DataModule

DatModule from plkit is a subclass of LightningDataModule from pytorch-lightning. So you can follow everything that is documented by pytorch-lightning

Other than that, we have two additional methods defined: data_reader to read the data into a collection and data_splits to split the data collection for training, validation and testing.

The data_reader method is required to be defined if you want to use the features of plkit's DataModule (auto-splitting data for example). Once you have it defined, you don't need to care about data_prepare and setup methods that LightningDataModule requires.

data_reader

You can read data into a list of samples by data_reader or yield the samples to save some memory.

Note

If data_reader is yielding (it is a generateor), plkit.data.IterDataset will be used, and samples can not be suffled.

Tip

You can yield multiple features, as well as the labels at the same time as a tuple. For example:

class MyData(plkit.DataModule):
    ...
    def data_reader(
        yield (sample_name, feature_a, feature_b, label)
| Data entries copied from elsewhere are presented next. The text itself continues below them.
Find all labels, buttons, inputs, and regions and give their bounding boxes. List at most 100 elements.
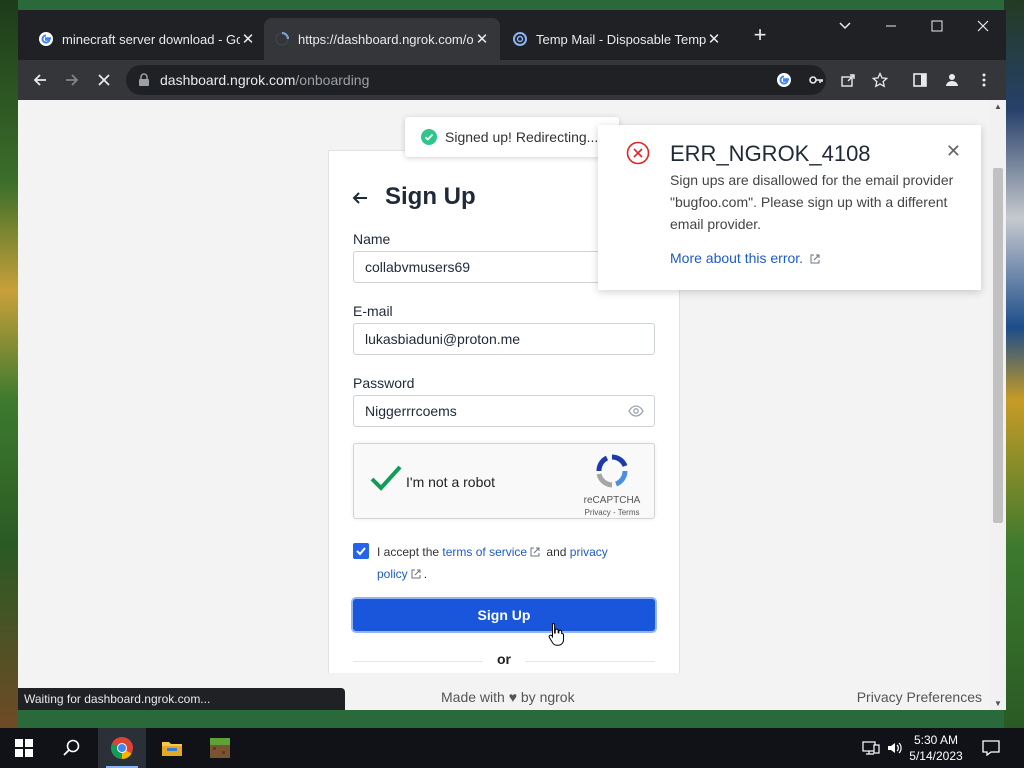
- tab-title: https://dashboard.ngrok.com/on: [298, 31, 474, 47]
- or-divider: or: [353, 651, 655, 671]
- checkmark-icon: [356, 547, 366, 556]
- search-button[interactable]: [48, 728, 96, 768]
- minimize-button[interactable]: [868, 10, 914, 42]
- chrome-icon: [111, 737, 133, 759]
- back-arrow-button[interactable]: [351, 189, 371, 209]
- forward-button[interactable]: [60, 68, 84, 92]
- scroll-up-icon[interactable]: ▲: [993, 102, 1003, 111]
- password-field[interactable]: Niggerrrcoems: [353, 395, 655, 427]
- tab-title: Temp Mail - Disposable Tempora: [536, 31, 706, 47]
- minecraft-icon: [210, 738, 230, 758]
- profile-button[interactable]: [940, 68, 964, 92]
- bookmark-button[interactable]: [868, 68, 892, 92]
- start-button[interactable]: [0, 728, 48, 768]
- eye-icon[interactable]: [628, 404, 644, 421]
- minimize-icon: [886, 25, 896, 27]
- side-panel-button[interactable]: [908, 68, 932, 92]
- tab-google-search[interactable]: minecraft server download - Goo ✕: [28, 18, 266, 60]
- or-text: or: [497, 651, 511, 667]
- terms-end: .: [423, 567, 428, 581]
- url-host: dashboard.ngrok.com: [160, 72, 296, 88]
- maximize-button[interactable]: [914, 10, 960, 42]
- name-value: collabvmusers69: [365, 259, 471, 275]
- google-icon: [777, 73, 791, 87]
- tab-strip: minecraft server download - Goo ✕ https:…: [18, 10, 1006, 60]
- external-link-icon: [530, 547, 540, 557]
- error-panel: ERR_NGROK_4108 Sign ups are disallowed f…: [598, 125, 981, 290]
- windows-logo-icon: [15, 739, 33, 757]
- recaptcha-links[interactable]: Privacy - Terms: [580, 508, 644, 517]
- password-value: Niggerrrcoems: [365, 403, 457, 419]
- tab-search-button[interactable]: [822, 10, 868, 42]
- terms-and: and: [546, 545, 567, 559]
- privacy-policy-link-cont[interactable]: policy: [377, 567, 408, 581]
- taskbar-file-explorer[interactable]: [148, 728, 196, 768]
- taskbar-chrome[interactable]: [98, 728, 146, 768]
- google-icon: [38, 31, 54, 47]
- page-title: Sign Up: [385, 183, 476, 210]
- scroll-down-icon[interactable]: ▼: [993, 699, 1003, 708]
- close-icon: [977, 20, 989, 32]
- tab-temp-mail[interactable]: Temp Mail - Disposable Tempora ✕: [502, 18, 732, 60]
- hand-cursor-icon: [548, 622, 566, 651]
- recaptcha-brand: reCAPTCHA: [583, 495, 641, 506]
- terms-prefix: I accept the: [377, 545, 440, 559]
- email-label: E-mail: [353, 303, 393, 319]
- email-value: lukasbiaduni@proton.me: [365, 331, 521, 347]
- terms-checkbox[interactable]: [353, 543, 369, 559]
- error-icon: [626, 141, 650, 170]
- side-panel-icon: [913, 73, 927, 87]
- external-link-icon: [411, 569, 421, 579]
- check-circle-icon: [421, 129, 437, 145]
- close-icon[interactable]: ✕: [946, 141, 961, 162]
- close-tab-icon[interactable]: ✕: [706, 30, 722, 48]
- url-path: /onboarding: [295, 72, 370, 88]
- desktop-background-left: [0, 0, 18, 728]
- error-code: ERR_NGROK_4108: [670, 141, 871, 166]
- recaptcha-checkbox[interactable]: [370, 464, 402, 497]
- back-button[interactable]: [28, 68, 52, 92]
- passwords-button[interactable]: [804, 68, 828, 92]
- close-tab-icon[interactable]: ✕: [240, 30, 256, 48]
- recaptcha-logo: reCAPTCHA Privacy - Terms: [580, 454, 644, 517]
- terms-text: I accept the terms of service and privac…: [353, 541, 653, 585]
- menu-button[interactable]: [972, 68, 996, 92]
- url-text: dashboard.ngrok.com/onboarding: [160, 72, 369, 88]
- more-vertical-icon: [982, 73, 986, 87]
- close-tab-icon[interactable]: ✕: [474, 30, 490, 48]
- notification-icon: [982, 740, 1000, 756]
- key-icon: [809, 76, 823, 84]
- person-icon: [946, 74, 958, 86]
- close-window-button[interactable]: [960, 10, 1006, 42]
- arrow-left-icon: [33, 74, 46, 86]
- password-label: Password: [353, 375, 415, 391]
- windows-taskbar: 5:30 AM 5/14/2023: [0, 728, 1024, 768]
- error-message: Sign ups are disallowed for the email pr…: [670, 172, 954, 232]
- clock-date: 5/14/2023: [909, 749, 963, 763]
- recaptcha-icon: [596, 454, 628, 488]
- taskbar-minecraft[interactable]: [196, 728, 244, 768]
- error-more-link[interactable]: More about this error.: [670, 250, 823, 266]
- address-bar[interactable]: dashboard.ngrok.com/onboarding: [126, 65, 826, 95]
- volume-icon[interactable]: [886, 728, 902, 768]
- recaptcha-widget: I'm not a robot reCAPTCHA Privacy - Term…: [353, 443, 655, 519]
- loading-spinner-icon: [274, 31, 290, 47]
- sign-up-button[interactable]: Sign Up: [353, 599, 655, 631]
- browser-window: minecraft server download - Goo ✕ https:…: [18, 10, 1006, 710]
- search-icon: [63, 739, 80, 756]
- network-icon[interactable]: [862, 728, 880, 768]
- notifications-button[interactable]: [982, 728, 1000, 768]
- tab-ngrok-dashboard[interactable]: https://dashboard.ngrok.com/on ✕: [264, 18, 500, 60]
- stop-loading-button[interactable]: [92, 68, 116, 92]
- external-link-icon: [810, 254, 820, 264]
- terms-of-service-link[interactable]: terms of service: [442, 545, 527, 559]
- privacy-preferences-link[interactable]: Privacy Preferences: [857, 689, 982, 705]
- privacy-policy-link[interactable]: privacy: [570, 545, 608, 559]
- taskbar-clock[interactable]: 5:30 AM 5/14/2023: [904, 732, 968, 764]
- email-field[interactable]: lukasbiaduni@proton.me: [353, 323, 655, 355]
- new-tab-button[interactable]: +: [748, 24, 772, 48]
- google-lens-button[interactable]: [772, 68, 796, 92]
- page-scrollbar[interactable]: ▲ ▼: [990, 100, 1006, 710]
- share-button[interactable]: [836, 68, 860, 92]
- scroll-thumb[interactable]: [993, 168, 1003, 523]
Then in training_step, validation_step or test_step, you can easily decouple them like this:

class MyModule(plkit.Module):
    ...

    def training_step(self, batch, _):
        # Each variable has this batch of features
        sample_name, feature_a, feature_b, label = batch

This is also the case when a list of samples returned from data_reader.

data_splits

This method is supposed to split the data collection returned (yielded) from data_reader. If you have data_tvt (see data_tvt in configuration) specified in configuration, the collection will be specified automatically based on data_tvt. Otherwise, you can return a dictionary like this from data_splits to split the data by yourself:

from plkit.data import DataModule, Dataset, IterDataset

class MyData(DataModule):
    ...

    def data_splits(self, data, stage):
        return {
            'train': Dataset(...),
            'val': Dataset(...), # or a list of datasets,
            'test': Dataset(...), # or a list of datasets
        }

Note

setup is only calling at stage fit. If you want to do it at test stage, you will need to override setup method.